Transition to germination

It is controlled by abscisic acid and gibberlic acid. Abscisic acid inhibits growth and gibberellic acid promotes growth. There are number of genes which affect transition when mutated but are not involved in hormone synthesis. Instead these genes encode regulatory proteins that control downstream embryo specific and seedling specific gene expression. Mutations in these genes cause appearance of trichomes on cotyledons. Trichomes are epidermal hair usually found on leaves. For example LEC1 and FUSCA 3

Dark development or Skotomorphogenesis

It is the first stage of the germination. It is characterized by rapid extension of shoot upwards through soil. Shoot is pale and spindly, condition described as etiolated. Light development or Photomorphogenesis It is the type of development where seedling emerges from soil and is exposed to light. The seedling turns green as it begins to accumulate chlorophyll. Photosynthesis begins and shoot apical meristem is activated leading to the formation of true leaves.

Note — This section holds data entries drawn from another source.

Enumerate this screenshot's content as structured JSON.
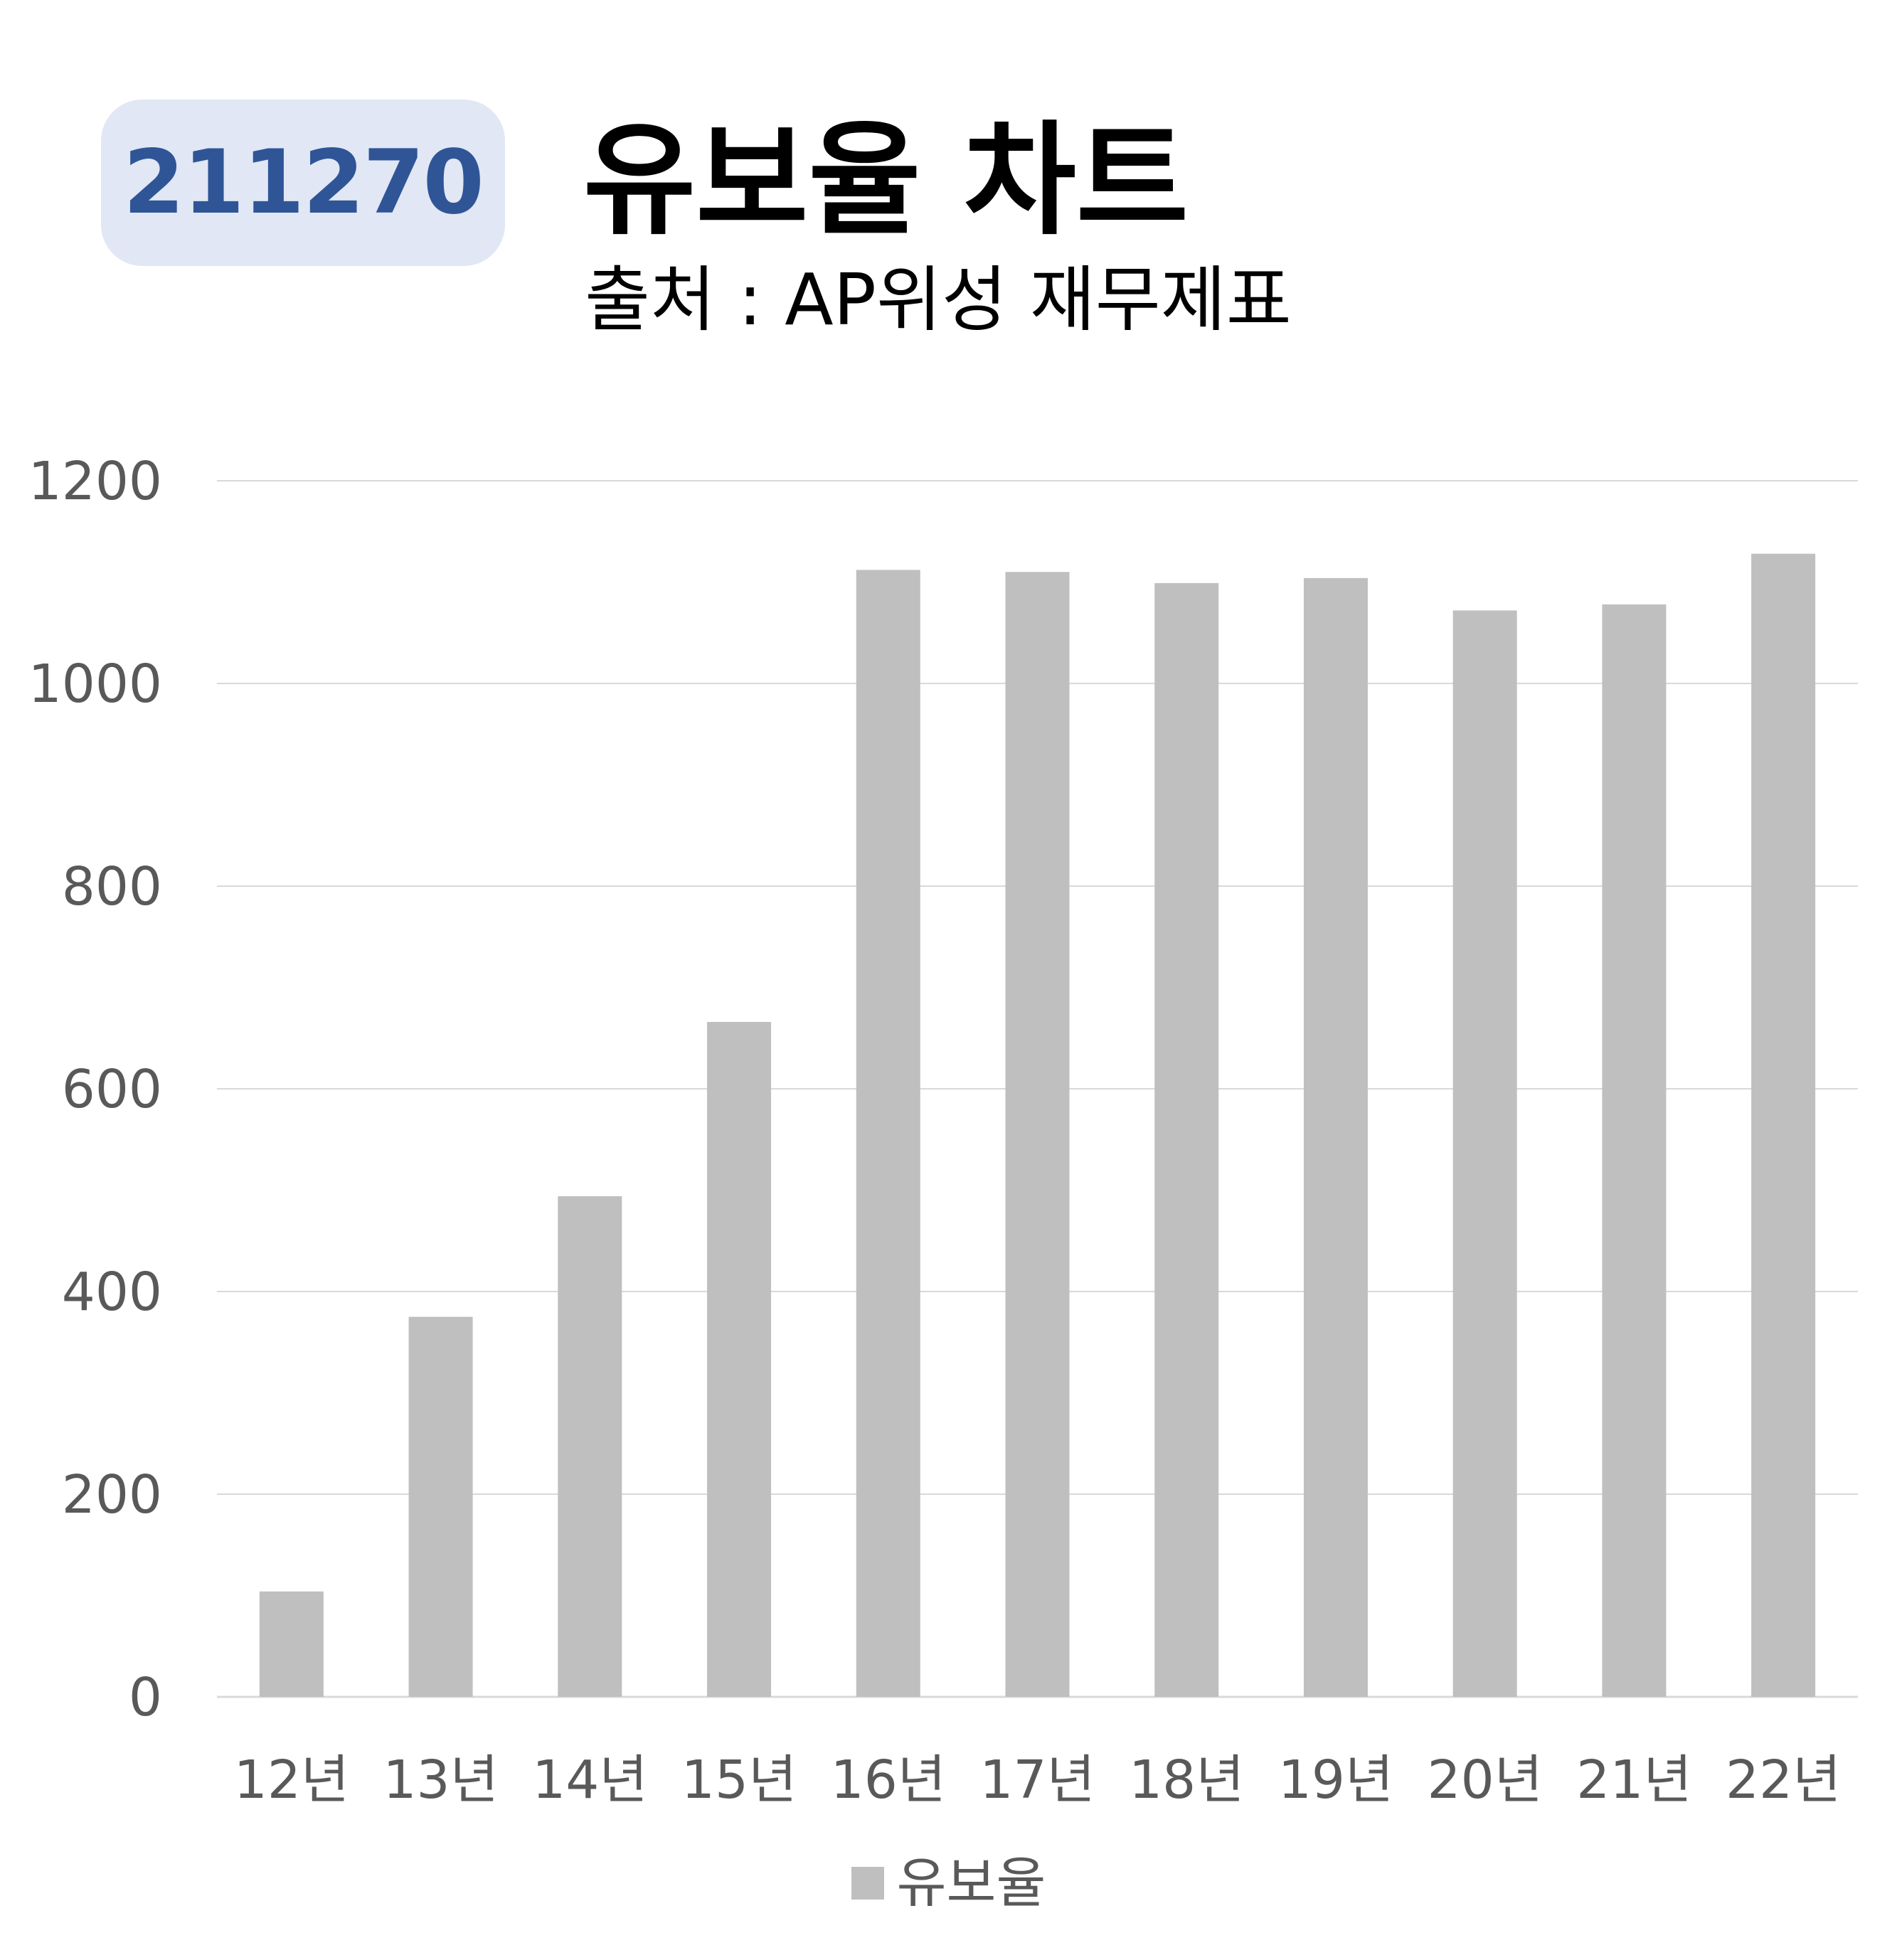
{
  "header": {
    "code": "211270",
    "title": "유보율 차트",
    "subtitle": "출처 : AP위성 재무제표"
  },
  "colors": {
    "bar": "#bfbfbf",
    "badge_bg": "#e1e7f4",
    "badge_text": "#2f5597",
    "grid": "#d9d9d9",
    "tick_text": "#595959"
  },
  "chart_data": {
    "type": "bar",
    "categories": [
      "12년",
      "13년",
      "14년",
      "15년",
      "16년",
      "17년",
      "18년",
      "19년",
      "20년",
      "21년",
      "22년"
    ],
    "series": [
      {
        "name": "유보율",
        "values": [
          104,
          375,
          494,
          666,
          1112,
          1110,
          1099,
          1104,
          1072,
          1078,
          1128
        ]
      }
    ],
    "ylim": [
      0,
      1200
    ],
    "yticks": [
      "0",
      "200",
      "400",
      "600",
      "800",
      "1000",
      "1200"
    ],
    "grid": true,
    "legend_position": "bottom"
  },
  "legend": {
    "label": "유보율"
  }
}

Shoot and root development

The vascular plant begins its existence as a single cell, the zygote. The zygote grows into embryo; the early embryo is globular whereas a mature embryo has a defined apical basal growth axis. This polar structure has two distinct zones during longitudinal axis formation. The two zones have the capacity of continuous growth and are set apart at opposite poles. These regions are the apical meristems, one producing the shoot system, the other producing the root system. These are open ended indeterminate growth systems from which the same kinds of organs and/or tissues are produced continuously and which result in the primary plant body.

In response to environmental conditions, such as photoperiod and low temperature, the shoot apical meristem may undergo transition to a floral state. In some cases, the meristem become determinate and ceases to produce new organs and most root meristems remain indeterminate, although lateral roots which branch off a primary axis can become determinate. Shoot buds containing meristematic cells give rise both to terminal apices and to lateral. Roots also branch profusely, but from meristematic tissue deep within the root axis, so generating extensive root systems typical of most land plants. In monocotyledons, an intercalary meristem located at each node of the stem provides the facility for continued longitudinal growth if the shoot tip is destroyed. Plants with extended lifespans have additional meristem layers called cambium which develop within roots and stems, and lead to an increase in girth along the plant‘s longitudinal axis. Vascular cambium generates extra conducting tissue; cork cambium produces protective tissue, replacing the functions of epidermis in stems, and cortex and epidermis in roots. Cambial meristems and their derivative tissues are referred to as the secondary plant body. Although no new organs are produced by these lateral meristems, the secondary plant body may constitute the bulk of the plant, for example a tree‘s trunk, branches and roots. The group of cells which generates the vascular tissues including the pericycle in the roots of higher plants is called procambium. It is a meristematic tissue that is concerned with providing the primary tissues of the vascular system.